The St. Norbert district includes most of the area south of Bishop Grandin Blvd. and Pembina Highway. PC candidate Jon Reyes, a small businessman and Canadian Armed Forces veteran, won with 4,666 votes.

NDP incumbent Dave Gaudreau, who won by just 31 votes in the 2011 provincial election, racked up a total of 3,047, leaving a generous margin of 1,619 between first and second place. Gaudreau made headlines during the campaign for his criticism of NDP leader Greg Selinger during an NDP caucus meeting. Gaudreau said he was usually well-received during door-knocking, but most constituents “hate” the NDP leader.
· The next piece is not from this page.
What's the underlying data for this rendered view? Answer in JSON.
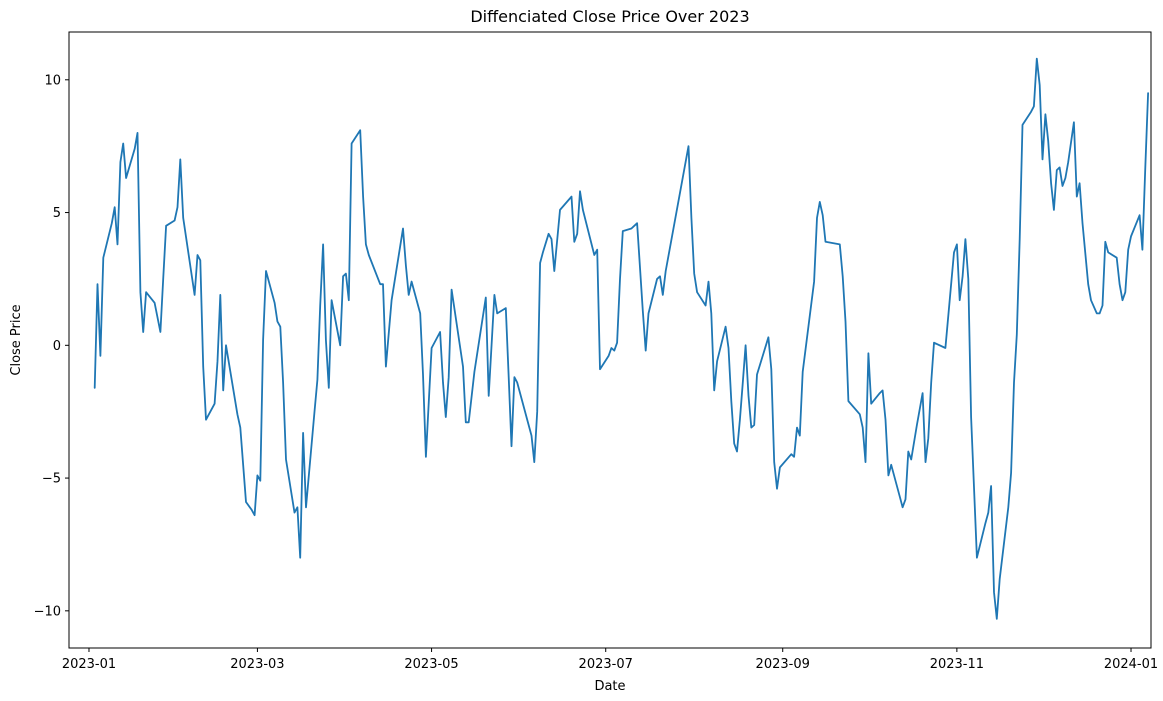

Following the election, Gaudreau told CBC News he blames Selinger for the NDP loss, saying Selinger should not have been featured so prominently in campaign materials since his personal popularity was low.

“It’s clearly the Greg Selinger factor that destroyed everything,” he told CBC.

Liberal candidate James Bloomfield had 1,240 votes. Independent candidate Narinder Kaur Johar had 173 votes.

Fort Garry-Riverview

NDP incumbent James Allum won in the riding immediately north of the university, with a total of 3,442. Allum, who holds a PhD in Canadian and environmental history from Queen’s University and taught at the University of Winnipeg, served as the minister of education and advanced learning at various times under Selinger’s tenure.

U of M civil engineering professor Jeannette Montufar earned 3,144 votes. Montufar, who completed all three levels of education at the U of M, founded the Hummingbird Education Fund to support underprivileged women in pursuing post-secondary education.

Green Party leader James Beddome, a lawyer and U of M alumnus, garnered 1,709 votes.

Liberal candidate Johanna Wood, an Armed Forces veteran who served in municipal government before running provincially, gained 793 votes.

Fort Rouge

Fort Rouge, which covers the area bounded by Guelph St., Carter Ave., and the Red and Assiniboine rivers, was a hotly contested district. NDP candidate Wab Kinew, a popular broadcaster, musician, and University of Winnipeg employee, won with 2,275 votes.

Kinew drew fire from Liberals early in the campaign for tweets and song lyrics that some considered offensive. This was in response to the Liberals being forced to drop controversial candidate Jamie Hall.

Liberal leader Rana Bokhari fell to third place at 1,290 votes. Bokhari was a strong contender before campaigning kicked off, but she lost key staffers and a number of candidates and had difficulty recovering from some gaffes on the campaign trail.

PC candidate Audrey Gordon garnered 1,649 votes. Gordon, a master of business administration alumnus from U of M, has worked in both government and industry as a business operator and health care manager.

Green Party candidate Grant Sharp finished with 790 votes. Manitoba Party candidate Matthew Ostrove gained 136. Communist candidate Paula Ducharme received 37 votes.